Failure to Timely Investigate and Report Alleged Resident-to-Resident Abuse
Penalty
Summary
The facility failed to ensure that all alleged violations of abuse, neglect, or mistreatment were thoroughly investigated and reported within the required timeframe. Specifically, when a resident reported that her roommate hit her and twisted her arm, the incident was not fully investigated and the Provider Investigation Report (PIR) was not submitted to the State Survey Agency within the mandated five working days. The PIR, which was due within five days of the incident, was instead submitted nearly three weeks later. The residents involved included one with moderately impaired cognition due to dementia and another with severely impaired cognition and a history of agitation. The initial allegation was documented by an LVN, who assessed the resident and notified the DON, administrator, responsible party, and nurse practitioner.
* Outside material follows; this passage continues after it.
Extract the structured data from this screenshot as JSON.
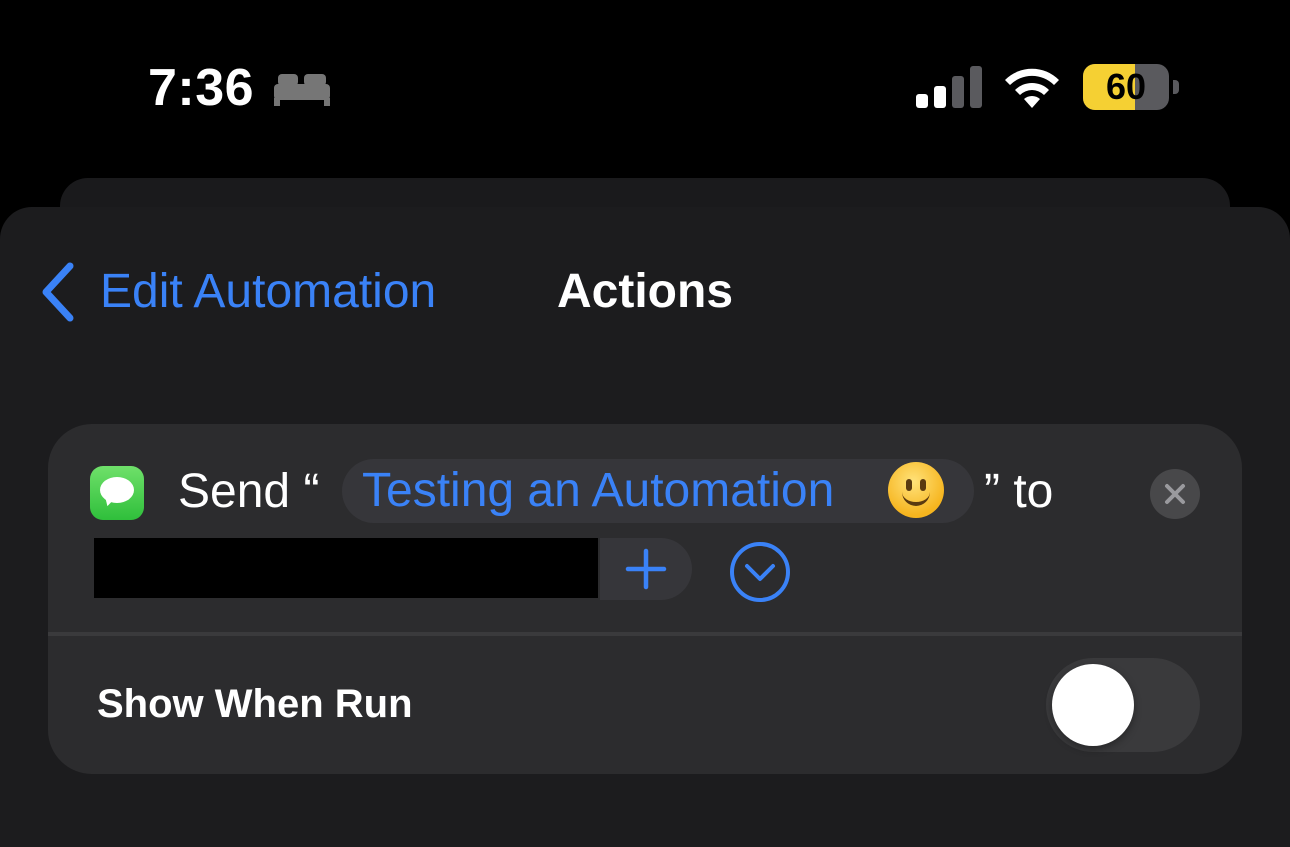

The resident's arm was examined, and an X-ray was ordered, but there was no evidence of injury. The roommate denied the allegation. Despite these actions, the required comprehensive investigation and timely reporting were not completed as per facility policy and state regulations. Interviews with facility staff revealed confusion regarding the roles and responsibilities for investigating and reporting the incident. The DON and administrator both acknowledged delays and gaps in the investigation process, including late completion of safe surveys and failure to locate or submit the PIR on time. Review of facility policy confirmed the requirement for thorough investigation and reporting of all allegations within five working days, which was not met in this case.